Will Pols Be Punished For Not Ending The Iraq Debacle?
Paul Krugman makes an interesting point, while missing a main one:
Democrats, still fearing that they will end up accused of being weak on terror and not supporting the troops, gave Mr. Bush another year’s war funding. Democratic Party activists were furious, because polls show a public utterly disillusioned with Mr. Bush and anxious to see the war ended. But it’s not clear that the leadership was wrong to be cautious. The truth is that the nightmare of the Bush years won’t really be over until politicians are convinced that voters will punish, not reward, Bush-style fear-mongering. And that hasn’t happened yet.
It seems true that politicians are not convinced that voters will punish Bush-style fearmongering. But that is not the Democrats' problem. The Dems' problems is precisely that they need to be convinced of that before they will act with political courage. And everyone knows this. The last few days I have been harping on the Democrats' central political weakness - that are believed to have no convictions they will fight for.
Krugman, perhaps slyly, perhaps inadvertently, provides the same indictment - in deciding how to act on the Iraq Debacle, Democrats have their finger to the wind - they are for it before they are against it. Whatever "it" is.
The fundamental misconception one sees in almost all the analysis of the Politics of Iraq and comparing 2006 and 2008 is that in 2006 the Throw The Bums Out dynamic worked, for the Dems were out of power. It is now a Democratic Congress and voters who expected some action from the Congress on Iraq will not be blaming Bush-style fearmongering, they will be blaming Dem craveness. Instead of seizing a political opportunity and a chance to do the right thing, the Democrats in Congress have not acted in shrewd or courageous ways.

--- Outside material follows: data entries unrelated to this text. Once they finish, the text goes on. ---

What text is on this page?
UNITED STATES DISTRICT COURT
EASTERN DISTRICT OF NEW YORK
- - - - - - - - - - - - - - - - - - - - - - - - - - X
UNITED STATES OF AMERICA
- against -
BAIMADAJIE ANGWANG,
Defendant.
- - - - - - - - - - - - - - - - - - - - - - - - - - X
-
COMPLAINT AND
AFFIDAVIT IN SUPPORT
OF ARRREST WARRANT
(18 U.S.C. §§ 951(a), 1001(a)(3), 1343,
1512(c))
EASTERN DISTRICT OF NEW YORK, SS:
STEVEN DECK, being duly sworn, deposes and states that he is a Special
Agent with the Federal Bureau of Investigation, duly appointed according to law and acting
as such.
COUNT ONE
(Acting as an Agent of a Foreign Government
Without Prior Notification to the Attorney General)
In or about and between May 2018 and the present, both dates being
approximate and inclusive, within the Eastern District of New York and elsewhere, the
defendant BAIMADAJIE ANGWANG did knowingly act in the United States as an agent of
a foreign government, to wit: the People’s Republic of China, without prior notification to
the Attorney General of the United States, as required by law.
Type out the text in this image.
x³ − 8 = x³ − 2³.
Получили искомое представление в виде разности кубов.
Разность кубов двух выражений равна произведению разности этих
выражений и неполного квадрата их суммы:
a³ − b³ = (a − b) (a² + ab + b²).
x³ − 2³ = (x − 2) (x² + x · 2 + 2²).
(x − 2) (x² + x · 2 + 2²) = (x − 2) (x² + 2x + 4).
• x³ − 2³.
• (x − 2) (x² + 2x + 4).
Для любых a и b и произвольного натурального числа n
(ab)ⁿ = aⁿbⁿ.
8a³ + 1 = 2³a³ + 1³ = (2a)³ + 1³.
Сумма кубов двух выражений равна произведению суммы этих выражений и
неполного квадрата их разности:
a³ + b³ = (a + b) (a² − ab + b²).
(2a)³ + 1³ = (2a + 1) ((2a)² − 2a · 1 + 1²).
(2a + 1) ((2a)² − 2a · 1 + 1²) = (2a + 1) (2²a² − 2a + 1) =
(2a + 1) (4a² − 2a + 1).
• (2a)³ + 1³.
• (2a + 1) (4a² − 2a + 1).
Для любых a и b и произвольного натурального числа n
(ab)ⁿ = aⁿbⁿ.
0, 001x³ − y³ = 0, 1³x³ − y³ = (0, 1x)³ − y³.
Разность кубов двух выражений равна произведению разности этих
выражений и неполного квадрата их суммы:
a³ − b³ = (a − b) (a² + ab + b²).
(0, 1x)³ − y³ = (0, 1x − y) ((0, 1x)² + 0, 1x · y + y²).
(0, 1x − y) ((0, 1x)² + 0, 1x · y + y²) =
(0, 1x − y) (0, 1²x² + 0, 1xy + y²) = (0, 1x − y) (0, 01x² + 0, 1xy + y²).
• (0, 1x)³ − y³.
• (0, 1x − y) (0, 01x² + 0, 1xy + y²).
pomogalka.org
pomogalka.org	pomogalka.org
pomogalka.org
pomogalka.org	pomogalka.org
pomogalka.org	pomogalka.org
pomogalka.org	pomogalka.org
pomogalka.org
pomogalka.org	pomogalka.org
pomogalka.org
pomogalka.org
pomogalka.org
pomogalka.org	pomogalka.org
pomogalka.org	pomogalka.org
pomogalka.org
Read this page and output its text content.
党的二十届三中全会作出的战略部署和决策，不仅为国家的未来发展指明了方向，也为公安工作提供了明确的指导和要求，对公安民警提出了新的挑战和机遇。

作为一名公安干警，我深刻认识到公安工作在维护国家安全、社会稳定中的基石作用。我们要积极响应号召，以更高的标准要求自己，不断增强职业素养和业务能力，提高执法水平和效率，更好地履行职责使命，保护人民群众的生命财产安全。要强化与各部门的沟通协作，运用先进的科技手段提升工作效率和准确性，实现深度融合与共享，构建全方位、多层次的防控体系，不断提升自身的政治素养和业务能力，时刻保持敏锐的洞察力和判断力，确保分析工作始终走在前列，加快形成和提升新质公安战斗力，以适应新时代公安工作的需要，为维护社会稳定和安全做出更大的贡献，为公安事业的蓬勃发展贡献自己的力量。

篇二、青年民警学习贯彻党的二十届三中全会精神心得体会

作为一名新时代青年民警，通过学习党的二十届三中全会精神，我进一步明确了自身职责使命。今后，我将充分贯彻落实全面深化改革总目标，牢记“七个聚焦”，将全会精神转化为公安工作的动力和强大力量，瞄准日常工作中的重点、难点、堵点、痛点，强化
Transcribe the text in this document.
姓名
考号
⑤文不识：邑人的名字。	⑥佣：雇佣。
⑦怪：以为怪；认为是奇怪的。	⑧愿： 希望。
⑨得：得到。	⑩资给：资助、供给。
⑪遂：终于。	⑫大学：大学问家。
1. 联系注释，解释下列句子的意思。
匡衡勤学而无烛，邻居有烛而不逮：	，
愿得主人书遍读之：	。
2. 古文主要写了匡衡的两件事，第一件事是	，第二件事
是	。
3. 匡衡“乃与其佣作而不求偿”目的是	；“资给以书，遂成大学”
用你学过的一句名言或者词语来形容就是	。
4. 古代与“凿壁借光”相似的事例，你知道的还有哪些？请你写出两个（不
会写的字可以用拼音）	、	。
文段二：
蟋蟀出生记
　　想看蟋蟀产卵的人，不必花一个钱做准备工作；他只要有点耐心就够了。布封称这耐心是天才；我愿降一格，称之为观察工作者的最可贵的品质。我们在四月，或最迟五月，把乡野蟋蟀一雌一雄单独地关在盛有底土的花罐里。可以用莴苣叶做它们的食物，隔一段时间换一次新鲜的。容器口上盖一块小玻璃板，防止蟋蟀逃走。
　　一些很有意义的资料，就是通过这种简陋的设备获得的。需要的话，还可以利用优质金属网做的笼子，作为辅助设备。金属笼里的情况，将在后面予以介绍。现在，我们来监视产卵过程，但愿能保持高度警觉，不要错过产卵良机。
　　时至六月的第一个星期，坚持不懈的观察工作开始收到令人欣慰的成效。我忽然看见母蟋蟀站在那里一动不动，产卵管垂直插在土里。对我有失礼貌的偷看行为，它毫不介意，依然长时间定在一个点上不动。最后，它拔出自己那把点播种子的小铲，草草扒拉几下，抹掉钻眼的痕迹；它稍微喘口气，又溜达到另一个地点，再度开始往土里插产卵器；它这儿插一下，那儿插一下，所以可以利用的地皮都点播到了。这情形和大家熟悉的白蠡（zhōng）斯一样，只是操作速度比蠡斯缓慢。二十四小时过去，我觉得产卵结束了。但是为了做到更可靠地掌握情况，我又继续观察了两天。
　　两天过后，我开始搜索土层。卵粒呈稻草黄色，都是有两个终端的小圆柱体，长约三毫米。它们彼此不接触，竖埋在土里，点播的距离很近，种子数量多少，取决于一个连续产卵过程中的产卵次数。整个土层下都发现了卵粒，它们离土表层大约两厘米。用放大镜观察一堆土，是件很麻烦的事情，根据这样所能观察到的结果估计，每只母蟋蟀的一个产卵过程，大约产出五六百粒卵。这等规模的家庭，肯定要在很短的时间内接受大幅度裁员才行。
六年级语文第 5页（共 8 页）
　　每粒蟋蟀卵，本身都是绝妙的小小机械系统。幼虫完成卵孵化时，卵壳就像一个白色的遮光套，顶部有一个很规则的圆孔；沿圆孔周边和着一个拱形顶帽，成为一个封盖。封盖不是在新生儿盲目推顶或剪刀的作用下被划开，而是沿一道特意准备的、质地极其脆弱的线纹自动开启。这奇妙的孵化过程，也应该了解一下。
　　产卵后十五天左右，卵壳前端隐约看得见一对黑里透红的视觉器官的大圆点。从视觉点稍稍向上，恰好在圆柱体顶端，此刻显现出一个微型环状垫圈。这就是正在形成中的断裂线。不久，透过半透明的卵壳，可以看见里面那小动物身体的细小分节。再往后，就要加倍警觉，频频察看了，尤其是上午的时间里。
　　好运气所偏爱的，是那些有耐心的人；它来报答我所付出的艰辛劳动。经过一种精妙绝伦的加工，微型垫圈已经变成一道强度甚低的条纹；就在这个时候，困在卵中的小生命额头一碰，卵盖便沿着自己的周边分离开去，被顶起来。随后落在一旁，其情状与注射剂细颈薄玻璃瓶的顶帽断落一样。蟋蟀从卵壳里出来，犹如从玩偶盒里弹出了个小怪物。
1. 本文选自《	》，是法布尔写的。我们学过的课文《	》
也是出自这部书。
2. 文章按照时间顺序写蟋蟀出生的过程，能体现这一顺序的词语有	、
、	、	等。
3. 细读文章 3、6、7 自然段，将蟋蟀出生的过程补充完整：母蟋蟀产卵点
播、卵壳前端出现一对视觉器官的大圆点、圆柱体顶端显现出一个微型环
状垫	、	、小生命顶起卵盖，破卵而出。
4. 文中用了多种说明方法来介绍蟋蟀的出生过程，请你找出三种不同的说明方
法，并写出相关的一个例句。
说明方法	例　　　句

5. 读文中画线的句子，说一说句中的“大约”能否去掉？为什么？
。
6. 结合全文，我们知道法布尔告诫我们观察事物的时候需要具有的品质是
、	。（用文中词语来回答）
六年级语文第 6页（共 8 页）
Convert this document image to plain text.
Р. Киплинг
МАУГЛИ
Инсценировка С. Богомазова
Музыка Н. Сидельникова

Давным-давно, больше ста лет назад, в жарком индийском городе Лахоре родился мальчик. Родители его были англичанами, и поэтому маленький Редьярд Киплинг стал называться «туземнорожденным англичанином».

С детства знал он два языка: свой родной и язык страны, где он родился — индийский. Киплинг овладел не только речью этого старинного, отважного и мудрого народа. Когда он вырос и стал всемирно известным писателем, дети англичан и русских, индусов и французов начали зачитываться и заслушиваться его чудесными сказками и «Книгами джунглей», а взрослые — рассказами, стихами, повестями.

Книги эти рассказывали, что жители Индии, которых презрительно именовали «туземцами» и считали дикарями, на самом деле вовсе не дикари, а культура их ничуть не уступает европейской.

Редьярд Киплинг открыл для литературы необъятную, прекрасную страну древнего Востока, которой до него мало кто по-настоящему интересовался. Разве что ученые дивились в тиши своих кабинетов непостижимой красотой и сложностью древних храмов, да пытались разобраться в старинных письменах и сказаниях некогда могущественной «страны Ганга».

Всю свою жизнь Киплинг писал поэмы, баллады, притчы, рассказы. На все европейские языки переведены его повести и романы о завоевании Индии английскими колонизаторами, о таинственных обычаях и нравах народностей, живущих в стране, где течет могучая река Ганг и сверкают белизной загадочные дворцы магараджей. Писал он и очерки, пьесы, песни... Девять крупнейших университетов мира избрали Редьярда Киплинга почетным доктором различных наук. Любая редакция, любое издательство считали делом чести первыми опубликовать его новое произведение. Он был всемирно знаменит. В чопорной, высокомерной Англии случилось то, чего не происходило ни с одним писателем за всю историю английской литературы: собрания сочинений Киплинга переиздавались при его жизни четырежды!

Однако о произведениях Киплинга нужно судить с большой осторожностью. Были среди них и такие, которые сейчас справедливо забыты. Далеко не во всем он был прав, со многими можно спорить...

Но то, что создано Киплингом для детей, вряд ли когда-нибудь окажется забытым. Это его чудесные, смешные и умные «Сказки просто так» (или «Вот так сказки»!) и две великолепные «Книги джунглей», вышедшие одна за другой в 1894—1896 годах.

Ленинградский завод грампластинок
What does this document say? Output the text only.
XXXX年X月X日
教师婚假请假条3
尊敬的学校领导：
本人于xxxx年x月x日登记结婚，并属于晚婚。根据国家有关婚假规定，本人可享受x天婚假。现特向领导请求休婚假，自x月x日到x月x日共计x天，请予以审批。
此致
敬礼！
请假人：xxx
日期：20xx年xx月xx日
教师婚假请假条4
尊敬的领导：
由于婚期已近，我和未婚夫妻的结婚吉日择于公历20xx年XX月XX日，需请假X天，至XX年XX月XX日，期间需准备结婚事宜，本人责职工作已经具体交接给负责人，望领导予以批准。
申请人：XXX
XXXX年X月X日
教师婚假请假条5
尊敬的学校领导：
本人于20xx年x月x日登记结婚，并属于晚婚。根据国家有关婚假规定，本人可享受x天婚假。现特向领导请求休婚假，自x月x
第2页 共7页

But what can they do some will ask? First, do no harm. The Iraq Supplemental saga was a fiasco and did great harm imo. No more of that please.
Second, propose a strategy that might work, the Reid/Feingold/ McGovern framework I have discussed many times here.
Third, seize the initiative in the political debate. Today the NYTimes provides a story that tells you everything that is wrong about the continued US presence in Iraq:
Staff Sgt. David Safstrom does not regret his previous tours in Iraq, not even a difficult second stint when two comrades were killed while trying to capture insurgents.. . . But now on his third deployment in Iraq, he is no longer a believer in the mission. The pivotal moment came, he says, this past February when soldiers killed a man setting a roadside bomb. When they searched the bomber’s body, they found identification showing him to be a sergeant in the Iraqi Army.
“I thought, ‘What are we doing here? Why are we still here?’ ” said Sergeant Safstrom, a member of Delta Company of the First Battalion, 325th Airborne Infantry, 82nd Airborne Division. “We’re helping guys that are trying to kill us. We help them in the day. They turn around at night and try to kill us.”
And do not cower at every single insult that the GOP might hurl. It really is embarrassing.